Access to such sites may for various reasons be delayed, limited, or (in unspecified force-majeure cases and at unspecified “sensitive points”) refused by the “inspected party.” Even when inspections are not obstructed in those ways, the “host party” is granted up to 13 hours from the inspection request to the arrival of inspectors at the site. In many cases this should leave sufficient time to hide or relocate materiel and personnel or to briefly interrupt arms production. Moreover, inspectors’ use of advanced monitoring or detection equipment is “subject to approval by the inspected party.” Inspectors would be received in a “briefing room” and shown “diagrams” of the military site or arms-production plant. The plan does not provide for physical or informational access beyond the conference hall or the “inspected party’s” handouts.

The “Parties” are to create a Joint Security Commission, chaired by Heads of Defense (Moldova’s Minister and Transnistria’s “minister”), with military representatives of the OSCE Mission and the Guarantor States (Russia and Ukraine) taking part. Any disagreements would be referred to “mediation of the OSCE and the Guarantor States.” Decisions would be made “by consensus,” thus ensuring double veto power for Russia: in its own right within the OSCE, and through Tiraspol within the Commission. This military format would also reproduce the old political format that worked to Moscow’s and Tiraspol’s advantage.

The documents barely touch on the problem of small arms and light weapons (SALW), which are known to be massively stockpiled in Transnistria and are believed to be produced there for export. The problem of ammunition stockpiles is only mentioned in a noncommittal manner, possibly because most of that ammunition belongs to Russian forces and is therefore beyond the scope of these documents.

Under the Confidence and Security Building Measures (CSBM) plan, Chisinau and Tiraspol would form a joint a peacekeeping unit for participation in international peacekeeping operations “outside Moldova.” The OSCE and the Guarantor States would oversee and train the proposed unit. Again, this would mean a Russian lead role in practice, as well as Russia’s participation in the unit itself through Russian soldiers wearing Transnistrian uniform. The plan makes no attempt to tinker with Russia’s “peacekeeping” operation within Moldova.

The plan rationalizes the case for CBSM as “arising from lack of trust between the Republic of Moldova and the Transnistrian region.” This misstatement adheres to Moscow’s thesis that a conflict exists between two parts of Moldova’s population. In reality, lack of trust exists between Moldova and Russia, including Russia’s military in Transnistria and the Moscow-installed political apparatus in Tiraspol. These purported CBSM would perpetuate Russia’s presence on the left bank and create a mechanism for Russian military oversight on Moldova’s entire territory.

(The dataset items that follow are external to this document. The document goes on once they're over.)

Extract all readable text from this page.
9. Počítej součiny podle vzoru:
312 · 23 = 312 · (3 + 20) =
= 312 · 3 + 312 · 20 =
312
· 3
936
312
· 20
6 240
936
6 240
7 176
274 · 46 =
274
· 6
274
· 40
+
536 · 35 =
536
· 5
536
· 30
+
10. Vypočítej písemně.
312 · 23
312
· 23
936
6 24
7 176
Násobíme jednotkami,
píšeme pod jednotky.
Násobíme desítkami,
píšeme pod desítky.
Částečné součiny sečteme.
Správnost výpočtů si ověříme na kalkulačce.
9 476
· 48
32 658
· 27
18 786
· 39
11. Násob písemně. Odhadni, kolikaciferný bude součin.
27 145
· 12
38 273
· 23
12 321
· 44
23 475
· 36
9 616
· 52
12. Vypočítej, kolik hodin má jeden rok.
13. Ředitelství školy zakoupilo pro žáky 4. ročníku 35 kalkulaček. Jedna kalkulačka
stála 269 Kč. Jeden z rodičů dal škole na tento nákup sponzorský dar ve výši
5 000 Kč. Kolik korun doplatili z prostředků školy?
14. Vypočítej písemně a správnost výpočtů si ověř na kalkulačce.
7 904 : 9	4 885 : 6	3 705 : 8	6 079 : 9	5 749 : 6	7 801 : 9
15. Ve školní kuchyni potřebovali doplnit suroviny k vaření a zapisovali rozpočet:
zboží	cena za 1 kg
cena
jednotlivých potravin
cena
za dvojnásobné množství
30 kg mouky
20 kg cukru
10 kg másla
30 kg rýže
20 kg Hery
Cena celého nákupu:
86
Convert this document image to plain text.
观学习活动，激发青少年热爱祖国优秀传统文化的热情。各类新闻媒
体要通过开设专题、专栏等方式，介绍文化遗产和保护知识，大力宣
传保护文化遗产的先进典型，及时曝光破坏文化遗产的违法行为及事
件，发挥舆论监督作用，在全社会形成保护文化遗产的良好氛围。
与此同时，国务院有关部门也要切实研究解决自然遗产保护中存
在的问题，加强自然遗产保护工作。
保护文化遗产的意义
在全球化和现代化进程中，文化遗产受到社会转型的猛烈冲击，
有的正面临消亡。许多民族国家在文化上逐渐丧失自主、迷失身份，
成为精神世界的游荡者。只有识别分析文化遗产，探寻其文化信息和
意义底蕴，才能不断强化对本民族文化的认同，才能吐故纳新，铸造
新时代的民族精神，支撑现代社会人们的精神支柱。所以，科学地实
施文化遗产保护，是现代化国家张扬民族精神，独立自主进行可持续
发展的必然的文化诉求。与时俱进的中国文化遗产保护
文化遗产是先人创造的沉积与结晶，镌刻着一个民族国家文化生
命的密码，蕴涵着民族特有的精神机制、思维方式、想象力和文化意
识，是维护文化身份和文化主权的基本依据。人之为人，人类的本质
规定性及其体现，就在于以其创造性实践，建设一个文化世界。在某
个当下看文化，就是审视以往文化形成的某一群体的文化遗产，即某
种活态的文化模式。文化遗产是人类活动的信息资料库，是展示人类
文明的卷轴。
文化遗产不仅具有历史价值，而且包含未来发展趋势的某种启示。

The Moldovan government regards this package as an unacceptable attempt to legalize “Transnistrian” forces, keep the Russian forces in place, and increase Russia’s military-political role in Moldova. This plan is closely related to the proposal for recognition of the Tiraspol authorities as legitimate. President Vladimir Voronin, on his official visit to NATO and the EU headquarters in Brussels in June, announced Moldova’s intention to be a “part of the European and Euro-Atlantic security space.” Russia and the OSCE, however, are telling Moldova in effect to go back to the “post-Soviet security space.”